Monday, March 18, 2013

Forest of Dean

Mandarin Ducks at Cannop Pond
I'd Managed to secure the use of the Trust's minibus on Monday and so myself and fifteen of the Brandon team headed off to the Forest of Dean for the day. Target birds: Goshawk, Manadarin Duck and Peregrine.

Another Gorgeous Manadarin
The Forest of Dean has been recognised as one of the best places in the UK to see Mandarin Ducks and a count by the RSPB in 2010 found there to be almost 250 Mandarins, mostly living around Cannop Ponds, so this was our first stop.

Mandarin ducks are not native to this country, they are native to the far East and first appeared in this particular area in the late 1980's, having escaped into the wild. The Forest is actually the most important place in Britain for them and despite being an invasive species to the UK these beautiful birds don't seem to be causing problems for any of our native species.

We enjoyed around 45 minutes with the Mandarins in cracking conditions, a Mistle Thrush constantly in song throughout our stay and during the visit I also recorded of note: Grey Wagtail, Little Grebe, Nuthatch, Jay and Raven.

New Fancy Viewpoint!
Our next stop was New Fancy Viewpoint, formerly the site of the New Fancy coal mine and the old spoil heap now provides spectacular views across the Forest. It is an ideal place to watch birds of prey soaring above the woodland and in particular at this time of year Goshawk.

During our stay the conditions were ideal, with plenty of fair weather cloud and light winds. It wasn't long before the first Common Buzzard were spotted taking advantage of the odd thermal and not to be outdone, several Raven were also noted. Albeit brief, a Mistle Thrush gave some great views atop a conifer, but of course the main event was the Goshawks and today they did not disappoint. Three birds recorded during our stay, sadly too high and distant for any spectacular photographs but an absolute delight to watch soaring in the breeze.

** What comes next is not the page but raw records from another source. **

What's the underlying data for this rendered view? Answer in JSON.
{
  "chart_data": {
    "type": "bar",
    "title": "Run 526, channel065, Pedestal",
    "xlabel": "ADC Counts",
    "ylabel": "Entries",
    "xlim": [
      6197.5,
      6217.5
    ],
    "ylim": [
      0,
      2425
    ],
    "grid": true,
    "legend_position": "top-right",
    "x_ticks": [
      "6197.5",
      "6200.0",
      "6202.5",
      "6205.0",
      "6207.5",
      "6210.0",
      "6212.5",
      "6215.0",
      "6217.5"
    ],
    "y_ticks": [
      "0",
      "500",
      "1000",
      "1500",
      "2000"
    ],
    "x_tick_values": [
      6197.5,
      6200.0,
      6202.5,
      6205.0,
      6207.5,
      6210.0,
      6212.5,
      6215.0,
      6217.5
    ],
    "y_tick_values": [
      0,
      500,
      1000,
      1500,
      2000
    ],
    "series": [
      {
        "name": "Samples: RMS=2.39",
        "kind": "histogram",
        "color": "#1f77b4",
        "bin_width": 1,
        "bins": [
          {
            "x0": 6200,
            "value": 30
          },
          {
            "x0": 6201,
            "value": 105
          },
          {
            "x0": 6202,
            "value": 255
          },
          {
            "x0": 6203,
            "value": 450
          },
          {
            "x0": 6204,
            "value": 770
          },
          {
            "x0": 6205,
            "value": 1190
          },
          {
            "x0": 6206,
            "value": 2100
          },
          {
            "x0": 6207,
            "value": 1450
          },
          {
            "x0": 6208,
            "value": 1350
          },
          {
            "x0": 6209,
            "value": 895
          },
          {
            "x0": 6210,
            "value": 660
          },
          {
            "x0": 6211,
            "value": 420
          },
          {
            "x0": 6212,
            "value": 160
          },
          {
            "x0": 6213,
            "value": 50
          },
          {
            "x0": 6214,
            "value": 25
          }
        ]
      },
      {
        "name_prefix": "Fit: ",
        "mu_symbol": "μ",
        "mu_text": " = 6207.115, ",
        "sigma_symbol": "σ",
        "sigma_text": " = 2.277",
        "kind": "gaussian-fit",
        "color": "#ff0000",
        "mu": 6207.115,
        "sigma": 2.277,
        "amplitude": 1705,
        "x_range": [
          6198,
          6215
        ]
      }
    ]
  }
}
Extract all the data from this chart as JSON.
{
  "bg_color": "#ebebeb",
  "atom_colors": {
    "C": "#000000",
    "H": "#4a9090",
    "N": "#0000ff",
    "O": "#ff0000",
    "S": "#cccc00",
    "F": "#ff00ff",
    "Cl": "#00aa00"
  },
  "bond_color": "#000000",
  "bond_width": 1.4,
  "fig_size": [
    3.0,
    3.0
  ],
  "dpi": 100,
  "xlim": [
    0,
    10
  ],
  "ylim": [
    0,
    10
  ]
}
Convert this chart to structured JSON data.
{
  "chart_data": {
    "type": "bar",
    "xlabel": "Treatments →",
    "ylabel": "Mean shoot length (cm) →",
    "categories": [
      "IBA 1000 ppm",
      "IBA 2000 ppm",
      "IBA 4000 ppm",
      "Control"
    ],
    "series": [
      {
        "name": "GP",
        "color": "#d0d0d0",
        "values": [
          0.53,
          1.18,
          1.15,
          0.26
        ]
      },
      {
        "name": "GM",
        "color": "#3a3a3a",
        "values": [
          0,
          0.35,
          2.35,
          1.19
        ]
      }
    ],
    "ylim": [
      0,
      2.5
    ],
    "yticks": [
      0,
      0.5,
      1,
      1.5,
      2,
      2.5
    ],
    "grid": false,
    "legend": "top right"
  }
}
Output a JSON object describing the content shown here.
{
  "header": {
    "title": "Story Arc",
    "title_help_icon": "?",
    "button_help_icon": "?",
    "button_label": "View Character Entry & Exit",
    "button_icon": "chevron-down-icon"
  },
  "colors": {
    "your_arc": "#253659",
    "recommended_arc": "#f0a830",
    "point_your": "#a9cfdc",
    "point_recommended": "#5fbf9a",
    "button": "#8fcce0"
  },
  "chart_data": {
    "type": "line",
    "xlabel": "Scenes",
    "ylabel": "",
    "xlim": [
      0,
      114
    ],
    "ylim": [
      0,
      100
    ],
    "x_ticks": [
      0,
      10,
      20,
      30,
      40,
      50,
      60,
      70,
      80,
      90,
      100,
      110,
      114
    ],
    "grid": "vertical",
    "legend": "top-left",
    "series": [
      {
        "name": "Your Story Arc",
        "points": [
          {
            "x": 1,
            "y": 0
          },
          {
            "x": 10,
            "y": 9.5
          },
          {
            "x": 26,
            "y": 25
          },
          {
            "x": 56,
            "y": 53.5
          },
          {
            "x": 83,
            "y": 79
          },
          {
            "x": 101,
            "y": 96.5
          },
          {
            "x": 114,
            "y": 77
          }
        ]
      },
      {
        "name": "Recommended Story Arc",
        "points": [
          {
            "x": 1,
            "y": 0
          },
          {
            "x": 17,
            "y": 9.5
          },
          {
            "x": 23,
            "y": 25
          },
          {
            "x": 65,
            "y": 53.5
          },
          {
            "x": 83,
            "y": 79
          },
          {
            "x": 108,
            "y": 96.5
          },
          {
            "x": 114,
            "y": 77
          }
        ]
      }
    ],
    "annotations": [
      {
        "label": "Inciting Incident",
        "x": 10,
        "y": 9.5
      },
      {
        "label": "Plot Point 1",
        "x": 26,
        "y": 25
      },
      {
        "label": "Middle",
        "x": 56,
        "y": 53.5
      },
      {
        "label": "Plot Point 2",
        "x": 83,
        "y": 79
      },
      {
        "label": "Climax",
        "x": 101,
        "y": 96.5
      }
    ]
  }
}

Wild Peregrines have long been associated with Symonds Yat Rock and so we decided to have lunch here. Peregrines bred well here until the early 1950's when the effects of pesticides drastically reduced the national population. In 1982 the re-occupation of this site started when three young were reared but the following year the nest was robbed. After this event in 1984 the RSPB, in co-operation with the Forestry Commission made a protection scheme and for the first time Peregrine Falcons in the wild were shown to tourists. Since then the Rock has had many visitors to see the Falcons and volunteers have helped to safeguard these impressive birds.

Although too early for breeding a couple of these stunning Falcons were seen throughout our stay and although the cloud cover had increased the rain held off. Unusually for the daytime a Tawny Owl was clearly heard calling but unfortunately we were unable to locate the bird. A Nuthatch also kept us entertained with several visits to the strategically placed nuts and several sorties to a nearby nest box. Also seen during our stay: At least 6 Fallow Deer, more Mandarin Duck on the river Wye below and the totally unexpected sight of two more Goshawks in display flight!!

Avocet in the Rain
After lunch a visit to Parkend Church, a good spot on occasions for Hawfinch. With none reported recently it was a shot in the dark but although we drew a blank on the these elusive finches the visit paid off with at least (4) Brambling.

Finally, a stop off at Upton Warren NR on route home. Despite the rain beginning to fall it was still an enjoyable end to the day recording of note: (16) Avocet, (11) Curlew, (2) Oystercatcher and a cacophony of noise from the many Black-headed Gulls on site.